Ramik Wilson was not the most likely candidate on the Los Angeles Rams’ superstar-laden roster to make the decisive play late in the fourth quarter of a tight game with Green Bay.
Yet there went the backup linebacker, flying downfield on kickoff coverage and clobbering Ty Montgomery to force a fumble that he recovered himself.
“It was one of the biggest collisions I’ve been in,” Wilson said. “So we both felt it, and he fumbled.”
Halfway through a perfect regular season, these Rams are starting to feel like a big hit.
Greg Zuerlein made a 34-yard field goal with 2:05 left before Wilson forced the fumble that allowed the Rams to keep Aaron Rodgers stuck on the sideline in the final minutes of Los Angeles’ 29-27 victory over the Packers on Sunday.
Jared Goff passed for 295 yards and three touchdowns while the Rams (8-0) were sternly tested by the Packers (3-3-1). Both teams rallied from 10-point deficits to take a lead in front of a rollicking, bipartisan Coliseum crowd.
But the Rams extended their best start since 1969 by capitalizing on two crushing special-teams mistakes by Green Bay.
Marquez Valdes-Scantling caught a 40-yard touchdown pass from Rodgers with 8:50 left to put the Packers ahead 27-26, but Goff and Gurley drove the Rams into range for Zuerlein’s second field goal of the fourth quarter after a measly 25-yard punt by JK Scott.

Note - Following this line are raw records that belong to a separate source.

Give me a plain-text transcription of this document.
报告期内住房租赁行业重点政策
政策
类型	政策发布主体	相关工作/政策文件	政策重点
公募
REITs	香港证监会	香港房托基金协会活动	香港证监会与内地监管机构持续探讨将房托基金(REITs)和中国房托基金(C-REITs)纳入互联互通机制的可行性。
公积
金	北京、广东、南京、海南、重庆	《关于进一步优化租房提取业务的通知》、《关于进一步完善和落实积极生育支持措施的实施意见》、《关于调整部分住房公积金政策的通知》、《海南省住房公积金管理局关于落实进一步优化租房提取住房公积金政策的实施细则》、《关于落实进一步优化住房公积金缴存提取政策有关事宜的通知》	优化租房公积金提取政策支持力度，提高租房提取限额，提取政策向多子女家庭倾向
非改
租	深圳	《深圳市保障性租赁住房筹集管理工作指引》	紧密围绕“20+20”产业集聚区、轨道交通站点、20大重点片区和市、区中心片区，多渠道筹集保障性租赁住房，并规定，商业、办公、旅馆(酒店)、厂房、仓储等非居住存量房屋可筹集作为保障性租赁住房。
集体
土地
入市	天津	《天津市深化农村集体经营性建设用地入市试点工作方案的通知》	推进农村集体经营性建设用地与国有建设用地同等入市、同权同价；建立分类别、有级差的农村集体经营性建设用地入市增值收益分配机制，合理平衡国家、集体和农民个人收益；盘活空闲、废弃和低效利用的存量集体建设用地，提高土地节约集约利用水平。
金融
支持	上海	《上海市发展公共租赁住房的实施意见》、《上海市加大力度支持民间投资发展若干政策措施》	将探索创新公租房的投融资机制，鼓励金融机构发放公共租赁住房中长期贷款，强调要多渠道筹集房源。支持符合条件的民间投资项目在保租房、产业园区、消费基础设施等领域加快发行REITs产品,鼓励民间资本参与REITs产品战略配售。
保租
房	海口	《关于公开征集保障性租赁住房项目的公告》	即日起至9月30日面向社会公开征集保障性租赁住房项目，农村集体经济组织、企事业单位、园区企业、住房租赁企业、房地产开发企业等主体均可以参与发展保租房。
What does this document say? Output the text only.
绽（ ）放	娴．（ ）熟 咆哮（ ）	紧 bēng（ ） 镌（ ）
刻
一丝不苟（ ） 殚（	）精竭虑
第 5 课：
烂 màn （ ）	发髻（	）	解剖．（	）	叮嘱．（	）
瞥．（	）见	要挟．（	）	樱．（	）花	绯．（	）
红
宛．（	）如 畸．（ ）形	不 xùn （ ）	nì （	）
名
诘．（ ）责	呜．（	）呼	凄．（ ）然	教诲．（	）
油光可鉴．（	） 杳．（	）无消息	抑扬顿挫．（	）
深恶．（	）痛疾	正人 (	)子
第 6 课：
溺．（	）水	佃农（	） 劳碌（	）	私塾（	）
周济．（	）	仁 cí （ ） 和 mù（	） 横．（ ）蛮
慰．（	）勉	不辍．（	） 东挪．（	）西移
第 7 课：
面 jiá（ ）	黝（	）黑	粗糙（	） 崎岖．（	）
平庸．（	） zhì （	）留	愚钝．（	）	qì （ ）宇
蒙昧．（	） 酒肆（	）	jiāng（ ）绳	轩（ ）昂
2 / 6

Montgomery then coughed up his return, and Wilson pounced on the ball.
“That play didn’t lose the game, but it took away an opportunity to win,” Rodgers said.
Montgomery declined to talk after the game. Packers coach Mike McCarthy said the return man was supposed to take a touchback.

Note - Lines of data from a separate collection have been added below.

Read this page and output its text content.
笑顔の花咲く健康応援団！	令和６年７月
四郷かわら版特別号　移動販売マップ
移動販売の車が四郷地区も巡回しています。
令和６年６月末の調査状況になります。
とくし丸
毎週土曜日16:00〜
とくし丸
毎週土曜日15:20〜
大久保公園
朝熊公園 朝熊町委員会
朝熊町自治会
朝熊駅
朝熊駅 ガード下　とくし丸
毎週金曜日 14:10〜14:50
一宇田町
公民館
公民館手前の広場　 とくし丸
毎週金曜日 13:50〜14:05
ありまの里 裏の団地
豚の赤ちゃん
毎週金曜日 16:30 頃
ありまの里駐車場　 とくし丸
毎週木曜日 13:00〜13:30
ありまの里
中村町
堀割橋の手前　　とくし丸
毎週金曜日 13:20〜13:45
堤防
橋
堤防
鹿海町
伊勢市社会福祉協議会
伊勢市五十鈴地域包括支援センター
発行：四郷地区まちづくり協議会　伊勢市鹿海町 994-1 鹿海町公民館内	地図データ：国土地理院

“You trust your players on tough decisions, close decisions,” McCarthy said. “I think Ty was just trying to make a play.”
Rodgers threw for 286 yards, but he didn’t get a snap in the final 5:20.
Josh Reynolds caught two touchdown passes for Los Angeles. Gurley had 114 yards rushing and 81 yards receiving, and he scored a touchdown in his franchise record-tying 11th consecutive game on a 30-yard pass in the third quarter .
“That was probably my favorite (win) of the year,” said Goff, who went 19 for 35 without an interception.
Both teams had loud contingents of fans at the Coliseum, where Green Bay won the first Super Bowl in 1967. The Packers were greeted by a rowdy bunch of California Cheeseheads in Green Bay’s first trip to Los Angeles since the NFL returned in 2016.
The Packers were grateful for the size of their fan base, which seemed similar to the turnout for the Minnesota Vikings earlier this season and the Philadelphia Eagles last season.
“I don’t know if I’ve ever seen anything like it,” McCarthy said. “Obviously, I haven’t been to a game here in decades, but it was a great atmosphere.”
Goff had a pregame chat with Rodgers, his fellow Cal product and one of his childhood idols while growing up in Northern California.
When asked what it felt like to beat Rodgers, Goff replied: “I don’t think of it that way. We beat the Packers today. It was fun competing with him on the same field. Hell of a player. A guy I’m a fan of. It was a fun one.”
RUN IT OUT
In the final minute, Gurley ran 17 yards for a key first down — but stopped before reaching the end zone, allowing the Rams to run out the clock instead of giving the ball back to Green Bay. His fantasy team owners likely lost their minds, and millions of dollars in bets were decided when the Packers covered the spread.
The NFL’s scoring leader doesn’t care.
“Man, forget fantasy,” Gurley said with a grin. “Forget Vegas. We got the win, so that’s all that matters.”
The Rams faced their largest deficit of the remarkable season when they trailed 10-0 early in the second quarter. They even punted on their first three drives for the first time in coach Sean McVay’s two-season tenure.
GURLEY AND CRAZYLEGS
Gurley’s scoring catch put Los Angeles ahead in the third quarter. The grab also extended Gurley’s TD streak to tie the Rams record set by Elroy “Crazylegs” Hirsch in 1950-51. Gurley leads the NFL with 15 touchdowns, and he became the fourth player in league history to score at least 15 touchdowns in the first eight games of a season, joining Jim Brown (17 in 1958) and Priest Holmes (15 in 2002 and 2004).
Sam Shields made several big plays for LA against his former team. The veteran defensive back caught a pass from Johnny Hekker on a fake punt, and he later downed a punt at the Green Bay 1 to set up the Rams’ defense for its safety. Shields played seven seasons with the Packers before his fourth concussion in 2016 nearly ended his career, but he returned to the NFL with the Rams this season.